Saat ini, Victor mengatakan, pihaknya sedang mengejar pelaku pembobol internet
banking ke Eropa Timur, yakni ke negara Ukraina melalui Interpol di Eropa.
Selain itu, Victor juga sedang memeriksa secara intensif enam orang kurir dalam
negeri. Sayangnya, menurut Victor, keenam orang ini belum bisa dijerat hukum karena
mengaku hanya bekerja sama secara bisnis dengan si pelaku. “Para kurir tidak
tahu jika uang itu hasil pembobolan, jadi belum bisa dijadikan tersangka,”
ujarnya.
Para kurir itu mengaku telah ditipu oleh pelaku atau peretas dengan modus bisnis
jual beli kayu serta bisnis lainnya. “Para kurir ini hanya mengetahui kalau ada
uang masuk sebagai transaksi bisnis. Lalu, para kurir yang diiming-imingi 10%
dari uang yang masuk itu, mengirimkan uang via Western Union,” tukas Victor.
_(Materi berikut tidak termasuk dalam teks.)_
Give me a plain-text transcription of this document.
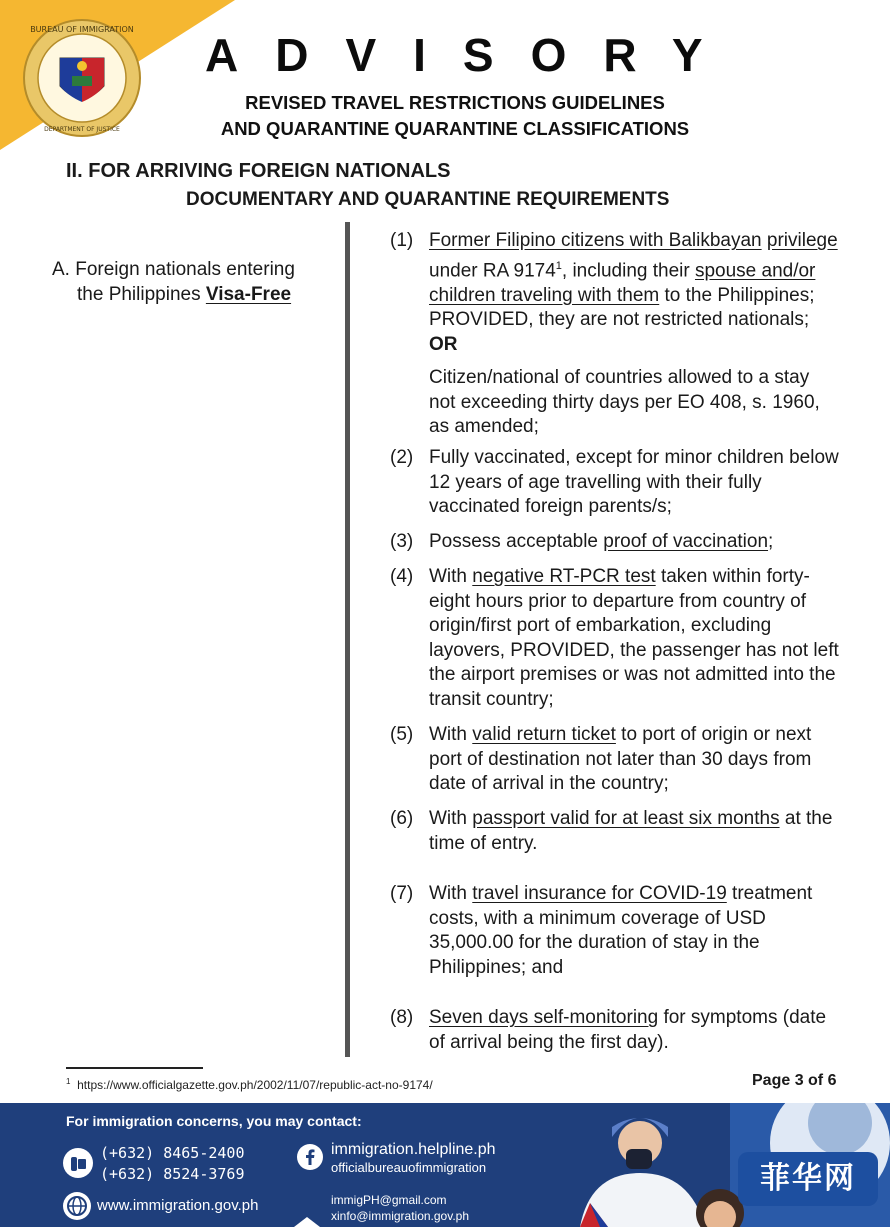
BUREAU OF IMMIGRATION
DEPARTMENT OF JUSTICE
ADVISORY
REVISED TRAVEL RESTRICTIONS GUIDELINES
AND QUARANTINE QUARANTINE CLASSIFICATIONS
II. FOR ARRIVING FOREIGN NATIONALS
DOCUMENTARY AND QUARANTINE REQUIREMENTS
A. Foreign nationals entering
the Philippines Visa-Free
(1) Former Filipino citizens with Balikbayan privilege under RA 9174$^1$, including their spouse and/or children traveling with them to the Philippines; PROVIDED, they are not restricted nationals; OR
Citizen/national of countries allowed to a stay not exceeding thirty days per EO 408, s. 1960, as amended;
(2) Fully vaccinated, except for minor children below 12 years of age travelling with their fully vaccinated foreign parents/s;
(3) Possess acceptable proof of vaccination;
(4) With negative RT-PCR test taken within forty-eight hours prior to departure from country of origin/first port of embarkation, excluding layovers, PROVIDED, the passenger has not left the airport premises or was not admitted into the transit country;
(5) With valid return ticket to port of origin or next port of destination not later than 30 days from date of arrival in the country;
(6) With passport valid for at least six months at the time of entry.
(7) With travel insurance for COVID-19 treatment costs, with a minimum coverage of USD 35,000.00 for the duration of stay in the Philippines; and
(8) Seven days self-monitoring for symptoms (date of arrival being the first day).
$^1$ https://www.officialgazette.gov.ph/2002/11/07/republic-act-no-9174/	Page 3 of 6
For immigration concerns, you may contact:
(+632) 8465-2400
(+632) 8524-3769
www.immigration.gov.ph
immigration.helpline.ph
officialbureauofimmigration
immigPH@gmail.com
xinfo@immigration.gov.ph
菲华网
Pelaku, sambung Victor, sengaja
merekrut kurir orang Indonesia untuk membuka rekening. Sebab, mereka tidak bisa
membuka rekening di Indonesia. “Ini juga memudahkan mereka untuk menghilangkan
jejak setelah merampas uang tabungan nasabah,” tambah Victor.
Tidak Mungkin Memberi
Ganti Rugi
Dengan modus yang digunakan
sindikat pembobol bank geng Ukraina itu, Rohan Hafas, Sekretaris Korporat Bank
Mandiri, mengatakan bahwa pihaknya tidak mungkin memberikan ganti rugi kepada
nasabah. Sebab, kesalahan transaksi tidak ada di pihak bank, tetapi si nasabah.
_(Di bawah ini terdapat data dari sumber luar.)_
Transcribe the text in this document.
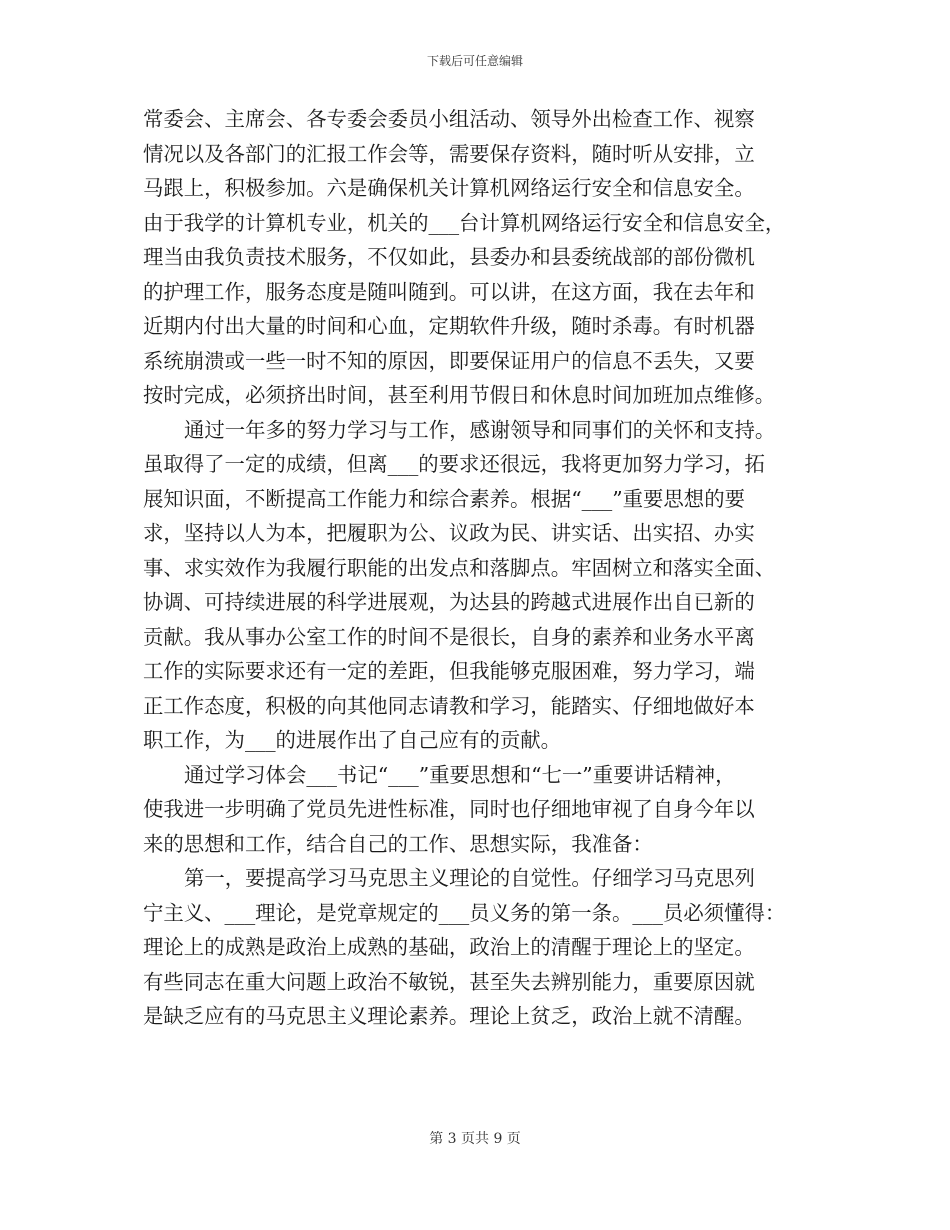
下载后可任意编辑
常委会、主席会、各专委会委员小组活动、领导外出检查工作、视察
情况以及各部门的汇报工作会等，需要保存资料，随时听从安排，立
马跟上，积极参加。六是确保机关计算机网络运行安全和信息安全。
由于我学的计算机专业，机关的___台计算机网络运行安全和信息安全，
理当由我负责技术服务，不仅如此，县委办和县委统战部的部份微机
的护理工作，服务态度是随叫随到。可以讲，在这方面，我在去年和
近期内付出大量的时间和心血，定期软件升级，随时杀毒。有时机器
系统崩溃或一些一时不知的原因，即要保证用户的信息不丢失，又要
按时完成，必须挤出时间，甚至利用节假日和休息时间加班加点维修。
通过一年多的努力学习与工作，感谢领导和同事们的关怀和支持。
虽取得了一定的成绩，但离___的要求还很远，我将更加努力学习，拓
展知识面，不断提高工作能力和综合素养。根据“___”重要思想的要
求，坚持以人为本，把履职为公、议政为民、讲实话、出实招、办实
事、求实效作为我履行职能的出发点和落脚点。牢固树立和落实全面、
协调、可持续进展的科学进展观，为达县的跨越式进展作出自已新的
贡献。我从事办公室工作的时间不是很长，自身的素养和业务水平离
工作的实际要求还有一定的差距，但我能够克服困难，努力学习，端
正工作态度，积极的向其他同志请教和学习，能踏实、仔细地做好本
职工作，为___的进展作出了自己应有的贡献。
通过学习体会___书记“___”重要思想和“七一”重要讲话精神，
使我进一步明确了党员先进性标准，同时也仔细地审视了自身今年以
来的思想和工作，结合自己的工作、思想实际，我准备：
第一，要提高学习马克思主义理论的自觉性。仔细学习马克思列
宁主义、___理论，是党章规定的___员义务的第一条。___员必须懂得：
理论上的成熟是政治上成熟的基础，政治上的清醒于理论上的坚定。
有些同志在重大问题上政治不敏锐，甚至失去辨别能力，重要原因就
是缺乏应有的马克思主义理论素养。理论上贫乏，政治上就不清醒。
第 3 页共 9 页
Kendati begitu, pihak bank tetap akan membantu dengan berkoordinasi lebih dulu
dengan bank tujuan transfer. “Kalau ada uang yang ditransfer tanpa
sepengetahuannya dari bank A ke bank B, kami telepon dulu ke bank B.
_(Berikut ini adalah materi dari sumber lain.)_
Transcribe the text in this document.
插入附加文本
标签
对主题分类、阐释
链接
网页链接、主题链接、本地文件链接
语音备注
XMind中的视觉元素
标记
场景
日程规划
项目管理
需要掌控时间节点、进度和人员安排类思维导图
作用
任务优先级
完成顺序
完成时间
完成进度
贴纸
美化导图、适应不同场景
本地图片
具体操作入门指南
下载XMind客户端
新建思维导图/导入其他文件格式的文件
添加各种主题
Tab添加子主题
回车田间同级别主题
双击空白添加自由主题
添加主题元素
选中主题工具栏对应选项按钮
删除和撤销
Selanjutnya, bank B blokir dulu kalau masih ada uangnya. Kalau cukup cepat,
biasanya masih ada. Setelah itu, baru diproses,” tuturnya.
Namun demikian, Salahuddin tetap mengkritik sikap bank yang terkesan tidak
memberikan edukasi kepada nasabah. Menurutnya, seharusnya ketika pertama
terdeteksi, pihak bank langsung melakukan improvement terhadap
aplikasinya, keamanannya, dan meningkatkan proteksinya. Kemudian, melakukan
sosialisasi kepada seluruh nasabahnya. Terakhir, jika ada kasus seperti ini,
publik harus diberikan penjelasan sejelas-jelasnya. “Jangan disembunyikan
terus,” katanya. Dan yang terpenting, bank harus berani menjamin, sehingga
kepercayaan nasabah itu tidak hilang.
Alhasil, menurut Salahuddin, si pelaku pembobol menganggap pihak bank tidak
pernah serius melakukan tindakan. “Pada akhirnya, pelaku pembobol bank pun tak
kapok-kapok,” tambahnya. Ketertutupan bank terhadap proses penegakan hukum tak
luput dari sorotan Salahuddin. Ia melihat, bank baru melakukan tindakan hukum
ketika sudah banyak jatuh korban. Karena lamban dalam penanganan, pelaku sudah
mempersiapkan cara menghilangkan jejak. “Jadi, seharusnya pihak bank sigap.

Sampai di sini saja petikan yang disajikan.